Hubo algo precipitado, un quehacer imparable, un movimiento constante en el afán de levantar edificios que formaran la futura ciudad. Torriani, que escribió casi al filo del nacimiento, dirá que dos edificios son bajos y melancólicos»; los padrones o «tazmias» nos indicarán los nombres de las calles y quienes vivían en ellas . 

Aceptamos porque lo vemos ahora, el cálculo cuadriculador de su trazado, desde la de Fagundo a la de los Herradores, en un sentido, y al otro la del Remojo, al borde del lago a la del Agua, parada ante el barranco de la Carnicería... Dos, tres mil habitantes (en 1552 serán cinco mil trescientos y en 1561 siete mil doscientos, que aumentarán hasta los cerca de ocho mil de 1750), son los afanados obreros de este hormigal inquieto.
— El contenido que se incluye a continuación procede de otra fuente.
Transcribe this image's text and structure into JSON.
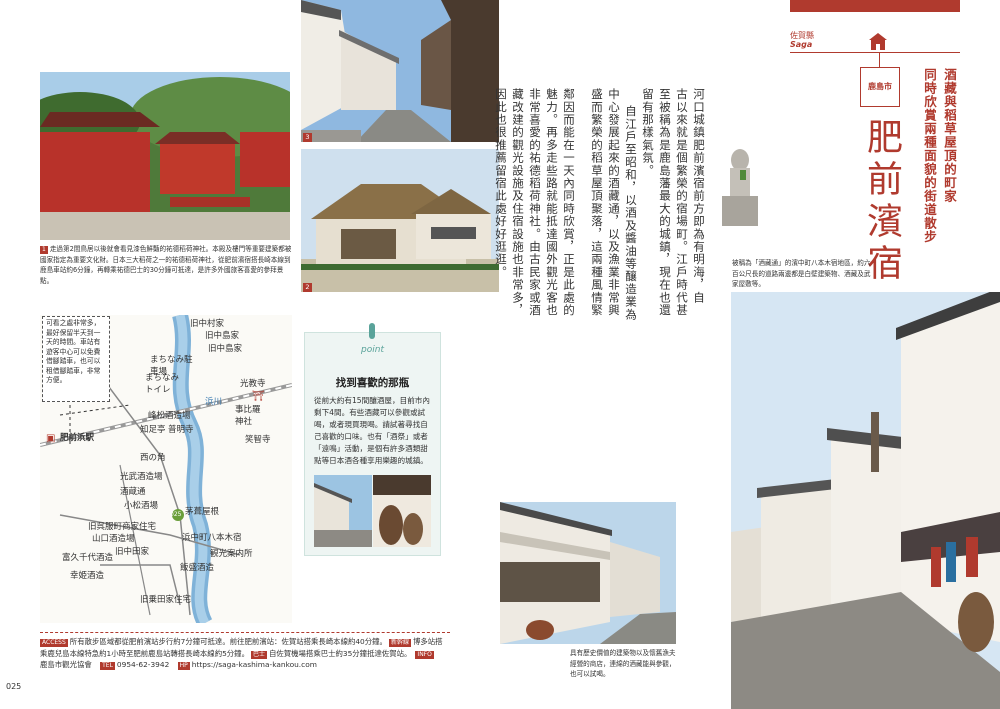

Alguien dijo de América, oue «Tudo era novo, no novo Mundo», lo que no es del todo cierto. Mas nuevas eran las Islas Canarias. En América se encontraron culturas sobresalientes con grandes edificaciones, como en Europa; los templos o «teocallis» de México son sus catedrales. Los incas hacia el sur y los mayas y los mexicas por el centro, eran sabios; escribían, conocían la Astronomía y las Matemáticas... Más cultos que los guanches, lo que no supone que fueran mejores; su religión tenía ritos manchados de la sangre de innumerables sacrificios; fueron crueles y guerreros. Los guanches poseían una sabiduría natural, ética y bondadosa, que los hizo raza privilegiada, y el jardín de las Hespérides, donde vivían felices, fue su adecuado asiento.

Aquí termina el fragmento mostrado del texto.